Por sus apergaminadas mejillas le corrían en silencio largos hilos de lágrimas.
Pero Don Quijote lloraba menos por las tristezas de su vejez que por el
infortunio de la humanidad. ¿Faltando él, quién velaría por ella? ¿Quién sería
el amparo de los desvalidos y los huérfanos? Su obra había sido hasta entonces
infatigable y generosa, pero muerto él ¿quién la podría continuar con la misma
inquebrantable fe y con el mismo santo desprendimiento? Pensando de esta suerte
y meditando quién podría ser su sucesor, Don Quijote se acordó de haber oído
hablar de Róbinson, un hombre famoso, solitario y fuerte, que vivía en una isla
desierta, perdida en el lejano corazón de la mar. De este hombre extraño se
referían descomunales aventuras de valor y de audacia inauditas. Don Quijote se
llenó de alegría y se enjugó las lágrimas. A su cerebro acudió la idea de
visitar a Róbinson. ¿Quién si no él podría ser el heredero de su nombre y el
continuador de su obra? ¿Quién, si no aquel hombre generoso y fuerte, podía
hacerse paladín de los desheredados en el mundo?
Don Quijote
preparó, pues, su viaje.
Una mañana,
embarcándose en una galera, partió, de no sé qué puerto de la tierra española.

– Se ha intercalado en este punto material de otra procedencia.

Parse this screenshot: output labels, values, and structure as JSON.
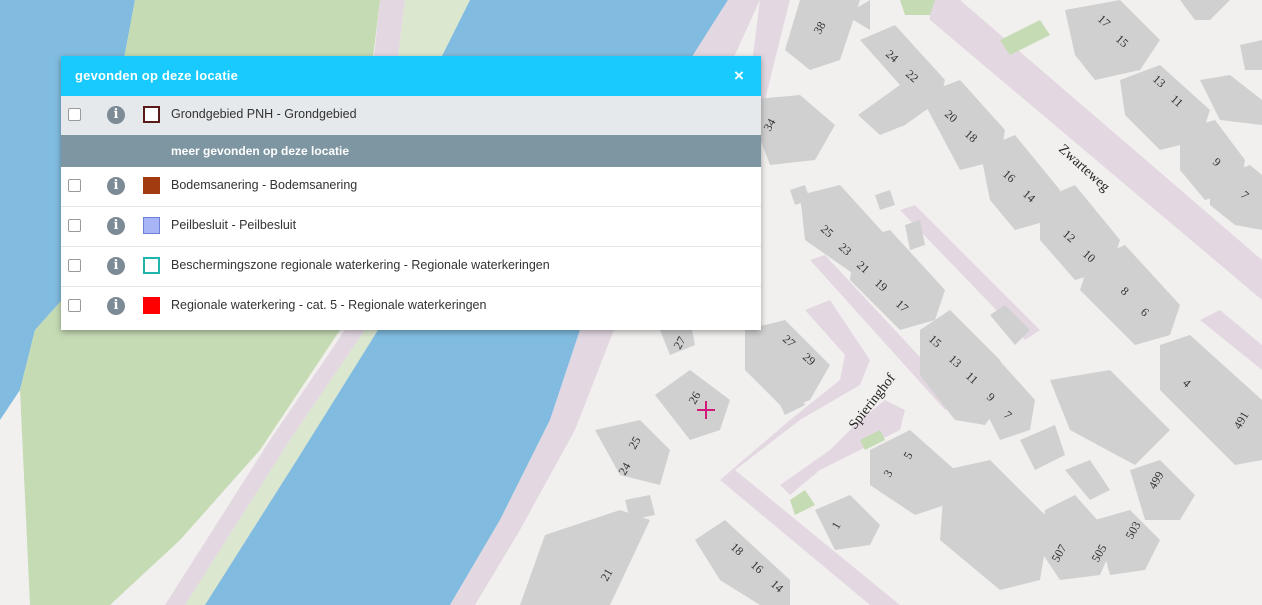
{
  "panel": {
    "title": "gevonden op deze locatie",
    "close_icon": "×",
    "primary": {
      "label": "Grondgebied PNH - Grondgebied",
      "swatch_fill": "#ffffff",
      "swatch_border": "#5a1a1a"
    },
    "more_header": "meer gevonden op deze locatie",
    "items": [
      {
        "label": "Bodemsanering - Bodemsanering",
        "swatch_fill": "#a23b10",
        "swatch_border": "#a23b10"
      },
      {
        "label": "Peilbesluit - Peilbesluit",
        "swatch_fill": "#a7b5f7",
        "swatch_border": "#6f80d8"
      },
      {
        "label": "Beschermingszone regionale waterkering - Regionale waterkeringen",
        "swatch_fill": "#ffffff",
        "swatch_border": "#1fb5ad"
      },
      {
        "label": "Regionale waterkering - cat. 5 - Regionale waterkeringen",
        "swatch_fill": "#ff0000",
        "swatch_border": "#ff0000"
      }
    ]
  },
  "map": {
    "streets": [
      "Zwarteweg",
      "Spieringhof"
    ],
    "house_numbers": [
      "38",
      "34",
      "24",
      "22",
      "20",
      "18",
      "16",
      "14",
      "12",
      "10",
      "8",
      "6",
      "4",
      "491",
      "17",
      "15",
      "13",
      "11",
      "9",
      "7",
      "25",
      "23",
      "21",
      "19",
      "17",
      "15",
      "13",
      "11",
      "9",
      "7",
      "27",
      "27",
      "29",
      "26",
      "25",
      "24",
      "3",
      "5",
      "1",
      "499",
      "503",
      "505",
      "507",
      "21",
      "18",
      "16",
      "14"
    ],
    "marker_icon": "crosshair-icon"
  }
}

Sobre
la mar, tierna como una flor, la galera navegaba... Las velas, hinchadas por el
viento, impulsaban la nave hacia el Oriente remoto, blanco, como de plata. El
sol apenas dejaba mojar en el agua verde y profunda dos o tres hebras de sus
largos cabellos de oro. Y por cima del mástil de la galera, comenzaban a pasar
las primeras gaviotas, como grandes flores errantes de un país fabuloso. ¿A
dónde iba la galera? ¿Iba hacia el Norte? ¿Iba hacia el Sur? Don Quijote lo
ignoraba.
Sumergido en
profundas meditaciones, abandonando el timón, dejaba a la galera navegar a su
capricho. A lo lejos, la tierra era una raya muerta y por los cuatro orientes
de la nave sólo se miraba la mar, la mar, vasta y profunda como el desierto,
vieja y sonora como un arpa.
¡Pobre Don Quijote!
¡Qué singular aventura! El sol del medio día le incendiaba el cerebro, le
tostaba la sangre en las venas... Por su piel apergaminada y vetusta le corrían
gordas gotas de sudor. Comenzaban a deshojarse en el cielo las dolientes rosas
crepusculares y aún permanecía Don Quijote absorto en sus cavilaciones. ¿En qué
pensaba? ¿Acaso en Rocinante? ¿Acaso en Sancho?
Cuando la noche
cayó, alrededor de la galera comenzaron a abrir sus cálices las
fosforescencias... Don Quijote creyó viajar entre flores. Flores azules, flores
verdes, flores rojas. La galera partía sin piedad los tallos maravillosos.
Mientras la galera
corría sobre los viejos lomos de la mar, Don Quijote creía ver aparecer a cada
instante, entre la bruma blanca, las costas negras de la isla. Sus pupilas
dilatadas y encendidas por la fiebre le brillaban entre la sombra como
carbunclos. ¿Cuánto tiempo duró el viaje? ¿Fueron días, fueron meses, fueron
años? No se sabe. Don Quijote, casi moribundo, arribó una mañana a la isla de
Róbinson.
Róbinson hasta
entonces no había tenido mortificaciones. Con su astucia y su talento los
salvajes no habían sido enemigos para él. Las bestias feroces, la lluvia, el
sol, el hambre, los había vencido. Pero cuando descubrió en el fondo de la
galera, la figura de Don Quijote, exigua y moribunda, se llenó de temores y de
angustias. De fama conocía él a aquel hombre que con sus discursos y sus obras
había llenado de locura el mundo. Su enfermedad había enfermado a los hombres.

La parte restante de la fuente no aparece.